Jaime Gold, 56, foi esfaqueado na ciclovia da lagoa Rodrigo de Freitas, um dos cartões-postais do Rio. Após o crime, no dia 19 de maio, o policiamento foi reforçado na região
A onda de esfaqueamentos no
Rio de Janeiro, incluindo o caso de maior repercussão,
o da morte do ciclista Jaime Gold, 56, na última terça-feira (19), deu início a um jogo de empurra entre o prefeito Eduardo Paes (PMDB), o governador Luiz Fernando Pezão (PMDB) e o presidente do TJ-RJ (Tribunal de Justiça do Estado do Rio de Janeiro), Luiz Fernando Ribeiro de Carvalho.
A polêmica começou com uma entrevista de Pezão, no dia 20 de maio, quando ele criticou a ação do Judiciário. Em sua versão, a polícia "bateu recorde de prisões em abril, sendo que cerca de 60% eram menores". Porém, afirmou Pezão, "o policial entra por uma porta e a pessoa [o criminoso] sai pela outra".
"(...) E, quando fica preso, infelizmente, o desembargador dá uma liminar soltando todos. Se for para cumprir essa lei que está aí, a gente tem que discutir isso com toda a sociedade", disse ele, em entrevista ao jornal "Blog do Guilherme Araújo".
A declaração provocou a revolta do presidente do TJ-RJ. Para Carvalho, "não há relação de causalidade entre a morte trágica do ciclista" e a "ação da Justiça". Ele disse ainda que o Judiciário "não se exime de suas responsabilidades em relação à segurança pública" e classificou a entrevista de Pezão como uma "generalização que pode levar a raciocínios e compreensões equivocadas".

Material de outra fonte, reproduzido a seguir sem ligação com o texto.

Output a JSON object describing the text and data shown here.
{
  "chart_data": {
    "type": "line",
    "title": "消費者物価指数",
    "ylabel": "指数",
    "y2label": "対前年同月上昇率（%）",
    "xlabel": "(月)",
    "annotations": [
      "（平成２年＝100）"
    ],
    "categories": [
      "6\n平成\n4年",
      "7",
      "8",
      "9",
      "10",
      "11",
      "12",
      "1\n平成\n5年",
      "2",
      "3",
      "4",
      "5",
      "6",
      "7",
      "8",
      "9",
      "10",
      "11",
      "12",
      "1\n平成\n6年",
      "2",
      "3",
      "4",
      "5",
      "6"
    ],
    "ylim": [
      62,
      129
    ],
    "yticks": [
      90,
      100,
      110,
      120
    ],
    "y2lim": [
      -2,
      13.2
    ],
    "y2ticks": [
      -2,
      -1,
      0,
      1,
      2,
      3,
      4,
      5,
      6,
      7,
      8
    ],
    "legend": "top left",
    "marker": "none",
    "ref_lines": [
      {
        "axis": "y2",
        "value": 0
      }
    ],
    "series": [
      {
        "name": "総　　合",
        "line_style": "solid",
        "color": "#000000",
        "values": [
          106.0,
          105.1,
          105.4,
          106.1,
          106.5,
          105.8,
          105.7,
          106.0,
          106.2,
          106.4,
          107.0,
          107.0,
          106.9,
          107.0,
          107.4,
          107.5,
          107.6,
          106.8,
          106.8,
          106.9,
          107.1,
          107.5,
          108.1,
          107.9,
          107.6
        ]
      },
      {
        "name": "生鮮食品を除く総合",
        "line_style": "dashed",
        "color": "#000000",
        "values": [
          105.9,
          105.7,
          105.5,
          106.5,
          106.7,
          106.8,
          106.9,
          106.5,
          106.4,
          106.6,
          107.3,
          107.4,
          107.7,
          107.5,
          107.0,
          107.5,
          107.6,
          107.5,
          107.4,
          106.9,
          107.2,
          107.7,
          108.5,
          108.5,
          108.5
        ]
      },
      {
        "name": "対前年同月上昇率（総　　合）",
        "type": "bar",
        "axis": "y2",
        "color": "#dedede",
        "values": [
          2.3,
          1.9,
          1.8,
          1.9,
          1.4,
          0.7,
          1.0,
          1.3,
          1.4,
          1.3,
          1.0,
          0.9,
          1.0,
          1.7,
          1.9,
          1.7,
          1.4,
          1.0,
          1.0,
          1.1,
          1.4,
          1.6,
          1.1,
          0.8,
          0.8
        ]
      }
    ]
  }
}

"Compreendo o desabafo do governador, mas não posso aceitar essa generalização perigosa (...) O que faltou, e isso é evidente pelo exame dos fatos, foi um policiamento ostensivo eficiente, que fosse preventivo e impedisse a barbárie", afirmou o desembargador, em nota enviada à imprensa no dia seguinte ao assassinato de Jaime Gold.
"O que a gente vê nesses casos é uma pessoa que sai armada de uma faca, agride, a ponto de levar essa pessoa à morte. Esse não é um criminoso que tem que ser tratado. É um delinquente que tem que ser tratado com a dureza da força policial. Não tem jeito. Isso não é um problema social", sustentou o prefeito.
A reportagem do Blog do Guilherme Araújo conversou com o antropólogo Lenin Pires (Universidade Federal Fluminense) e com o antropólogo e ex-capitão do Bope (Batalhão de Operações Especiais) Paulo Storani sobre o confronto de versões entre autoridades públicas do Rio. Ambos afirmaram que, em geral, o impasse mostra a falência das políticas públicas de segurança, prevenção e enfrentamento da criminalidade. "É engraçado que esse disse-me-disse não existe quando os Poderes dialogam sobre arrecadação de impostos", ironizou Pires.
"Todos eles atuam em uma representação de que a segurança pública é apenas a punição. Não há qualquer responsabilidade quanto às políticas de prevenção. Além disso, falta uma integração entre as forças de segurança para que todos falem a mesma língua. Enquanto não existir essa integração, a sociedade continuará refém dos interesses individuais de cada um", completou o antropólogo da UFF.
Storani também argumentou sobre a carência de uma regulamentação específica, em nível nacional, para a área de segurança pública, que deveria incluir, de acordo com a opinião do especialista, a Guarda Municipal. "Embora a corporação não tenha essa função constitucional, o que a gente observa, na prática, é que a Guarda Municipal também é reconhecida pela população como um instrumento de segurança pública. A presença de guardas municipais nas ruas é importante porque ajuda a coibir o cometimento de delitos", explicou.
Na visão do ex-capitão do Bope, Paes, Pezão e o presidente do TJ têm uma "percepção limitada" do que é a segurança pública. "O policiamento precisa ser acompanhado de políticas sociais de prevenção, inclusão e educação. Além disso, existe uma necessidade urgente de revisão da norma jurídica. Erra o prefeito, erra o governador, erra, em parte, o desembargador do Tribunal de Justiça. Se o Judiciário solta, isso ocorre em razão da flexibilidade da lei", afirmou Storani.